Alexandra Pozzo di Borgo & Farzaneh Tafghodi
Reprendre l’histoire comme une fugue. Course et musique : une accélération dans l’espace, une
compression de gestes et de formes. L’intuition d' Alexandra Pozzo di Borgo : l’art est une seule
image prise en charge par un seul artiste… Pas de genèse divine, pas de crépuscule grimaçant,
nous sommes tous des suivants et des précédents. Le peintre intégral convoque alors l’autoportrait
universel. Reprendre Rembrandt, fracturer Vermeer. Vite l’essentiel : couleur, pinceau, tablier, une
chaleur clandestine, un ressenti sensible. La touche est vive, presque liquide, de l’encre légère pour dire le monde qui s’écroule. Émerge de ce chaos toujours le même visage, à l’affût, à l’attaque, dont la représentation-même témoigne de la présence réelle, loin des duperies marchandes. J’y étais, j’y suis, j’y serai. Y a-t-il autre chose ? Non.

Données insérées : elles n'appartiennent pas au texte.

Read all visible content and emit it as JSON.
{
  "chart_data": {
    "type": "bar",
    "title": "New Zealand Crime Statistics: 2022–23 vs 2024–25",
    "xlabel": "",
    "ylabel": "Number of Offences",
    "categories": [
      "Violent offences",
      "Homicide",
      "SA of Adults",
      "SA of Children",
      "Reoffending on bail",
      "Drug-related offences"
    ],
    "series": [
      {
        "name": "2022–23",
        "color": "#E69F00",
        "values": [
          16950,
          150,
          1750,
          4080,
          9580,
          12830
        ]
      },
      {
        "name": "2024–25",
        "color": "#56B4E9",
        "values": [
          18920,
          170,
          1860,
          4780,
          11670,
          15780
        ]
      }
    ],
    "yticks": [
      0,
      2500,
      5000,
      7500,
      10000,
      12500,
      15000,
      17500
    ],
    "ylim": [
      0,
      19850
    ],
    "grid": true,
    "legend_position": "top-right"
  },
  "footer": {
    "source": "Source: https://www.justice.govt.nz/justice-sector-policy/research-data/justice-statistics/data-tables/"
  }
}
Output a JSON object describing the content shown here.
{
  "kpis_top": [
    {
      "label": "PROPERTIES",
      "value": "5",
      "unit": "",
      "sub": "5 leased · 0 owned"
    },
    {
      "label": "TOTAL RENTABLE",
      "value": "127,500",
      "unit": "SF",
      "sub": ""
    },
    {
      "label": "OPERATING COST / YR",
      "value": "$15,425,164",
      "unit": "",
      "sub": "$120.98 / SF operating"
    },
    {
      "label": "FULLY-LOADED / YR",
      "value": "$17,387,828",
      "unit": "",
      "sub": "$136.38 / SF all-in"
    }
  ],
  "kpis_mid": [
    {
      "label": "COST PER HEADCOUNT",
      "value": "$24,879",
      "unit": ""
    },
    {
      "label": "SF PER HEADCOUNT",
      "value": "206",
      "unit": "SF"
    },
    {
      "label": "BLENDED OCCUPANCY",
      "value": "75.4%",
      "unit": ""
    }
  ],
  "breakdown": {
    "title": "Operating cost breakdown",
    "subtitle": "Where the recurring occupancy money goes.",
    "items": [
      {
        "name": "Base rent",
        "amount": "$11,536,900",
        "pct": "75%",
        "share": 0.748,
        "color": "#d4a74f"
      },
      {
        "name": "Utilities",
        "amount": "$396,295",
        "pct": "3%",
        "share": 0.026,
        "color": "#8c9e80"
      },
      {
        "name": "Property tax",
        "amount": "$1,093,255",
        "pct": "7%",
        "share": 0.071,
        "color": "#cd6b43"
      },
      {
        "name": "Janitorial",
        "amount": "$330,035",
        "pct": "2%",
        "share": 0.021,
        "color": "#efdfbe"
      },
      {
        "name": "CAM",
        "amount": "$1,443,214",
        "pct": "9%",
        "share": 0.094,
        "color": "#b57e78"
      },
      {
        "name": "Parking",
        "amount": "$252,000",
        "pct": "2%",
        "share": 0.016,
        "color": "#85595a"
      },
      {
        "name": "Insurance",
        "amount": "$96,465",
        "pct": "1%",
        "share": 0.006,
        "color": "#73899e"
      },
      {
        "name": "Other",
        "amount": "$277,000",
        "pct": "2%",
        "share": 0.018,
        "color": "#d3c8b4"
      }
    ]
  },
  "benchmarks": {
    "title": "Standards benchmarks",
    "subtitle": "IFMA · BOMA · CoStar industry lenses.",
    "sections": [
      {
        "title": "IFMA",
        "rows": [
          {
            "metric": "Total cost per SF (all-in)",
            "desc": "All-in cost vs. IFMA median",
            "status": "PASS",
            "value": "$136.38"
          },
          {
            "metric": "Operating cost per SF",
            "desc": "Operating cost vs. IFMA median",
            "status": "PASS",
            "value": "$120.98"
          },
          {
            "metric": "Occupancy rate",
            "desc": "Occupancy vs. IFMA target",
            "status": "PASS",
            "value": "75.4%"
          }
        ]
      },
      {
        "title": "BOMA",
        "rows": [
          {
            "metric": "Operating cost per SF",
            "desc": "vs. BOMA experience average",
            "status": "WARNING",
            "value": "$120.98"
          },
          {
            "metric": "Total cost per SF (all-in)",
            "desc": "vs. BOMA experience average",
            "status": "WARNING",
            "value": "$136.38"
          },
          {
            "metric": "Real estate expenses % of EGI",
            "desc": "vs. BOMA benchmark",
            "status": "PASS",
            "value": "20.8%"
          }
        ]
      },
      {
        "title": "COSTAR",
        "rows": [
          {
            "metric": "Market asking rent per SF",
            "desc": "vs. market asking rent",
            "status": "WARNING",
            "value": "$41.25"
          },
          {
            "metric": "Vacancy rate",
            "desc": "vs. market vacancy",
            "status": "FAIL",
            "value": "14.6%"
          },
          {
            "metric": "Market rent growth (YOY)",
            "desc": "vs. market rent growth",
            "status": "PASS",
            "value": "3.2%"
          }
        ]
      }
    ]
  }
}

Il faut regarder longtemps les grands fusains et méditer leur puissance rétinienne. La craie noire
accroche aux murs des traces pures, manèges de l’enfance, premiers précipices. La craie noire, de
son éternel départ, signe l’existence.
Frédéric de Lachèze-Murel
Des vêtements posés sur des chaises, sur des boîtes, en désordre sur un lavabo. Des couleurs effilochées en lambeaux, détachées de la trame. Les peintures récentes de Farzaneh Tafghodi apposent des matières soyeuses et vibrantes sur des aplats unis, raclés, vifs et délavés, essorés par l’absence.
Le tissu, comme mémoire d’une présence perdue, d’un corps manquant : de la peau retournée,
dedans, dehors, la figuration et son envers. Sur de grandes bâches façon camouflage, l’artiste trace en blanc des silhouettes incertaines, des madones perdues dans le brun. Peu importe le sujet, il est toujours intriqué dans le support aveugle. La peinture troue l’oeil : elle se cache sous des tonnes de masque, elle dissimule la scène derrière un rideau infini. Le travail de Farzaneh Tafghodi dit cette ruse : le voile qui dissimule et qui permet de voir d’un même coup de ciseau. La peinture (départ incertain et frontière déplacée) est un exil.